Le corps en jeu, tel est le titre choisi pour cette soirée de ballet où les corps des danseurs jouent avec les équilibres, la déconstruction, la vitesse, les envols. Le maître William Forsythe revient à la Halle aux Grains, entouré de deux de ses héritiers David Dawson et Jacopo Godani.

A Million Kisses to my Skin – María Gutiérrez, Ramiro Salmón © David Herrero

A Million Kisses to my Skin

C’est sur le Concerto pour piano n°1 en ré mineur de Jean Sébastien Bach, que David Dawson a chorégraphié un ballet qui est un hymne à la joie de danser, qui détourne les codes du ballet classique pour jouer sur la prouesse technique, les déséquilibres et l’asymétrie. L’hyper-vélocité des danseurs, les sauts, les jetés, les arabesques à la limite de la rupture en font une œuvre qui coupe le souffle aux spectateurs. Si l’on peut retrouver chez le chorégraphe anglais des réminiscences certaines de Forsythe, son style n’en reste pas moins très personnel, fait de passion, d’émotion et de liberté physique. Les neufs danseurs qui occupent l’espace volent littéralement. Si le talent et la superbe technicité de María Gutiérrez, Juliette Thélin, Julie Charlet (éblouissantes toutes les trois), Davit Galstyan et Demian Vargas ne sont plus à démontrer, les « jeunes » de la troupe ne sont pas en reste ! Natalia de Froberville s’affirme de spectacle en spectacle comme une des valeurs très sures du ballet par son élégance et ses grandes qualités techniques. Il en va de même pour Ramiro Salmón dont nous avons déjà pu apprécier la science de la danse. Une belle surprise nous vient d’une toute nouvelle venue, Éléa Rousse Geneix, qui nous a donné à voir une danse extrêmement « propre », pleine de charme et de promesse.

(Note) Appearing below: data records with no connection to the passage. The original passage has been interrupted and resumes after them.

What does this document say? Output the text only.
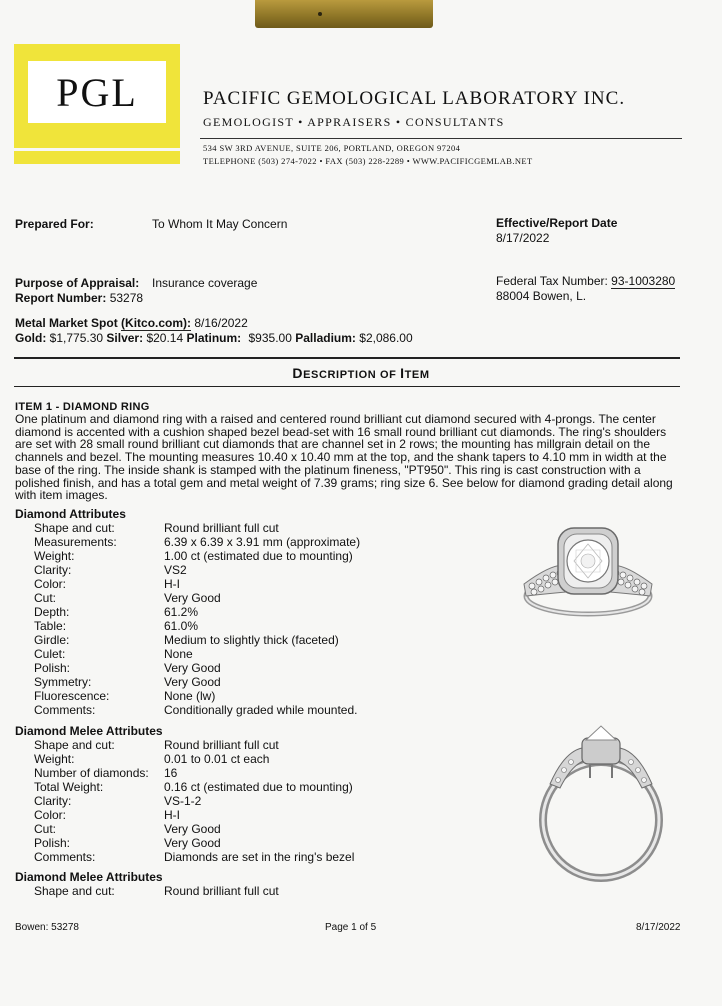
PGL	PACIFIC GEMOLOGICAL LABORATORY INC.
GEMOLOGIST • APPRAISERS • CONSULTANTS
534 SW 3RD AVENUE, SUITE 206, PORTLAND, OREGON 97204
TELEPHONE (503) 274-7022 • FAX (503) 228-2289 • WWW.PACIFICGEMLAB.NET
Prepared For:	To Whom It May Concern	Effective/Report Date
8/17/2022
Purpose of Appraisal: Insurance coverage
Report Number: 53278
Federal Tax Number: 93-1003280
88004 Bowen, L.
Metal Market Spot (Kitco.com): 8/16/2022
Gold: $1,775.30 Silver: $20.14 Platinum: $935.00 Palladium: $2,086.00
DESCRIPTION OF ITEM
ITEM 1 - DIAMOND RING
One platinum and diamond ring with a raised and centered round brilliant cut diamond secured with 4-prongs. The center diamond is accented with a cushion shaped bezel bead-set with 16 small round brilliant cut diamonds. The ring's shoulders are set with 28 small round brilliant cut diamonds that are channel set in 2 rows; the mounting has millgrain detail on the channels and bezel. The mounting measures 10.40 x 10.40 mm at the top, and the shank tapers to 4.10 mm in width at the base of the ring. The inside shank is stamped with the platinum fineness, "PT950". This ring is cast construction with a polished finish, and has a total gem and metal weight of 7.39 grams; ring size 6. See below for diamond grading detail along with item images.
Diamond Attributes
Shape and cut:	Round brilliant full cut
Measurements:	6.39 x 6.39 x 3.91 mm (approximate)
Weight:	1.00 ct (estimated due to mounting)
Clarity:	VS2
Color:	H-I
Cut:	Very Good
Depth:	61.2%
Table:	61.0%
Girdle:	Medium to slightly thick (faceted)
Culet:	None
Polish:	Very Good
Symmetry:	Very Good
Fluorescence:	None (lw)
Comments:	Conditionally graded while mounted.
Diamond Melee Attributes
Shape and cut:	Round brilliant full cut
Weight:	0.01 to 0.01 ct each
Number of diamonds: 16
Total Weight:	0.16 ct (estimated due to mounting)
Clarity:	VS-1-2
Color:	H-I
Cut:	Very Good
Polish:	Very Good
Comments:	Diamonds are set in the ring's bezel
Diamond Melee Attributes
Shape and cut:	Round brilliant full cut
Bowen: 53278	Page 1 of 5	8/17/2022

Vertiginous Thrill of Exactitude – Tiphaine Prévost © David Herrero

The Vertiginous Thrill of Exactitude

L’Allegro Vivace de la Symphonie n°9 de Schubert sert d’écrin au ballet du maître Forsythe. Ici aussi on retrouve cet hommage à l’écriture classique d’un Petipa ou à celle néoclassique d’un Balanchine, si ce n’est qu’il prend parfois une allure de parodie. Le rythme diabolique de la musique sert une chorégraphie à la limite de l’équilibre où sauts, pirouettes, tous les ingrédients de la virtuosité s’enchaînent. Et les danseurs démontrent une fois de plus la grande maîtrise technique qui est la leur, associée à beaucoup de lyrisme et de musicalité. Scilla Calafesta et Natalia de Froberville, qui se succédaient dans les distributions, en étaient les excellents exemples. Tiphaine Prévost, lumineuse, s’affirme, elle aussi, avec force tout au long des saisons, réalisant ici une prestation d’un très haut niveau.

Il en va de même pour Philippe Solano, étincelant de technique, Matthew Astley et bien sûr Davit Galstyan.

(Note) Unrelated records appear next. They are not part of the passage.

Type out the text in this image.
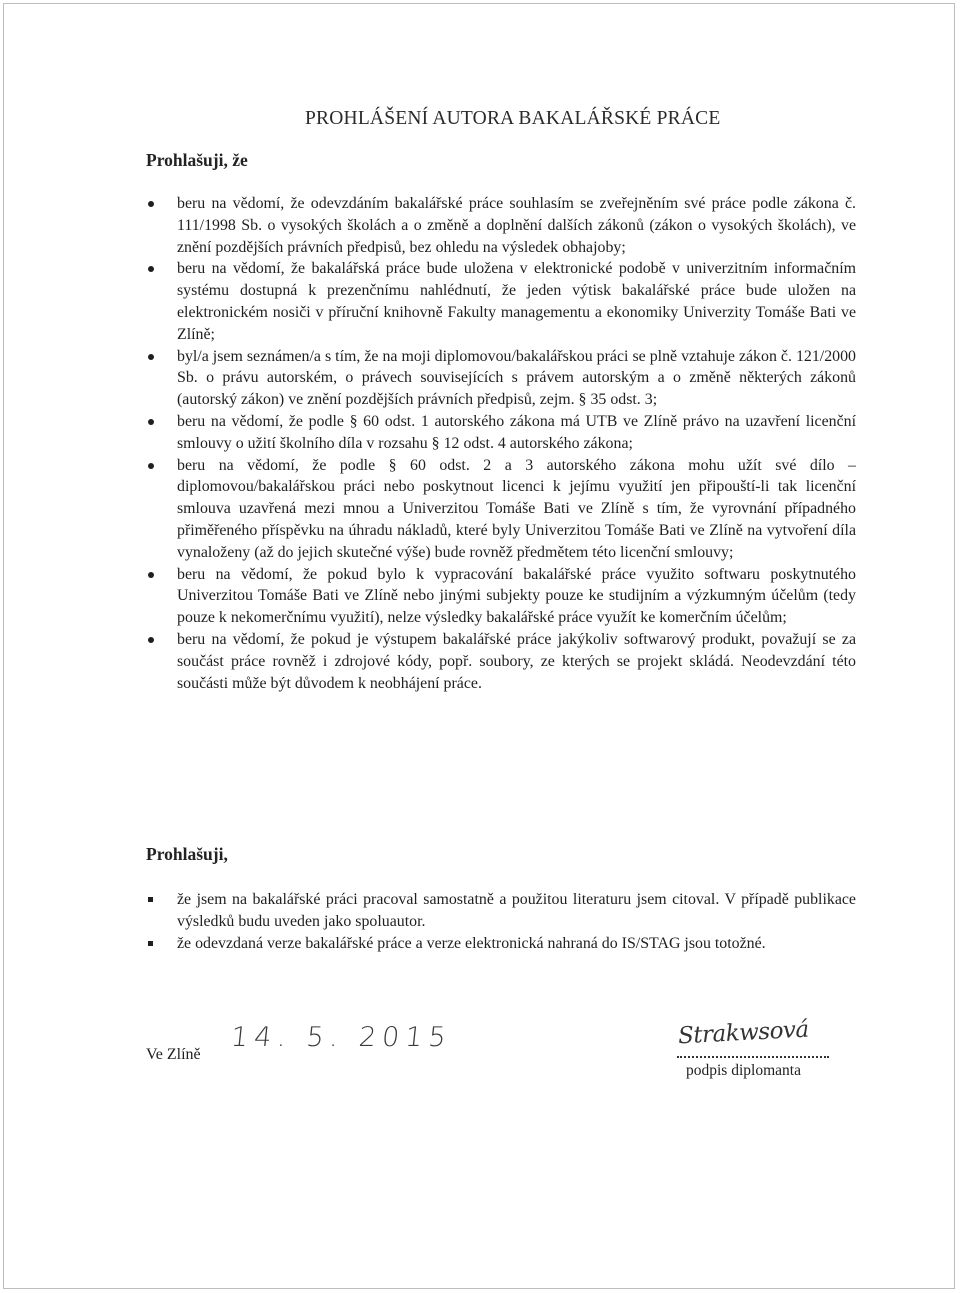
PROHLÁŠENÍ AUTORA BAKALÁŘSKÉ PRÁCE
Prohlašuji, že
beru na vědomí, že odevzdáním bakalářské práce souhlasím se zveřejněním své práce podle zákona č. 111/1998 Sb. o vysokých školách a o změně a doplnění dalších zákonů (zákon o vysokých školách), ve znění pozdějších právních předpisů, bez ohledu na výsledek obhajoby;
beru na vědomí, že bakalářská práce bude uložena v elektronické podobě v univerzitním informačním systému dostupná k prezenčnímu nahlédnutí, že jeden výtisk bakalářské práce bude uložen na elektronickém nosiči v příruční knihovně Fakulty managementu a ekonomiky Univerzity Tomáše Bati ve Zlíně;
byl/a jsem seznámen/a s tím, že na moji diplomovou/bakalářskou práci se plně vztahuje zákon č. 121/2000 Sb. o právu autorském, o právech souvisejících s právem autorským a o změně některých zákonů (autorský zákon) ve znění pozdějších právních předpisů, zejm. § 35 odst. 3;
beru na vědomí, že podle § 60 odst. 1 autorského zákona má UTB ve Zlíně právo na uzavření licenční smlouvy o užití školního díla v rozsahu § 12 odst. 4 autorského zákona;
beru na vědomí, že podle § 60 odst. 2 a 3 autorského zákona mohu užít své dílo – diplomovou/bakalářskou práci nebo poskytnout licenci k jejímu využití jen připouští-li tak licenční smlouva uzavřená mezi mnou a Univerzitou Tomáše Bati ve Zlíně s tím, že vyrovnání případného přiměřeného příspěvku na úhradu nákladů, které byly Univerzitou Tomáše Bati ve Zlíně na vytvoření díla vynaloženy (až do jejich skutečné výše) bude rovněž předmětem této licenční smlouvy;
beru na vědomí, že pokud bylo k vypracování bakalářské práce využito softwaru poskytnutého Univerzitou Tomáše Bati ve Zlíně nebo jinými subjekty pouze ke studijním a výzkumným účelům (tedy pouze k nekomerčnímu využití), nelze výsledky bakalářské práce využít ke komerčním účelům;
beru na vědomí, že pokud je výstupem bakalářské práce jakýkoliv softwarový produkt, považují se za součást práce rovněž i zdrojové kódy, popř. soubory, ze kterých se projekt skládá. Neodevzdání této součásti může být důvodem k neobhájení práce.
Prohlašuji,
že jsem na bakalářské práci pracoval samostatně a použitou literaturu jsem citoval. V případě publikace výsledků budu uveden jako spoluautor.
že odevzdaná verze bakalářské práce a verze elektronická nahraná do IS/STAG jsou totožné.
Ve Zlíně
14. 5. 2015	Strakwsová
podpis diplomanta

A.U.R.A. – Jackson Carrol, Martin Arroyos © David Herrero

A.U.R.A.

Jacopo Godani, qui a succédé à William Forsythe, son maître, à la direction artistique de la Dresden Frankfurt Dance Company, nous revenait avec son ballet A.U.R.A. Anarchist Unit Related to Art. Un ballet où règne la distorsion des corps, où les danseurs font preuve d’un engagement physique incroyable. Le jeu des lumières très travaillé, met en exergue ces lignes brisées que dessinent l’oblique des jambes, la cassure des poignets, dans les éclairs éblouissants des néons auxquels succède le noir le plus absolu. La musique électroacoustique du groupe 48nord semble galvaniser les danseurs, parmi lesquels Solène Monereau, Eukene Abad ou encore Martin Arroyos émergent dans cette obscurité étincelante ou cette lumière obscure selon ce que peuvent ressentir les spectateurs.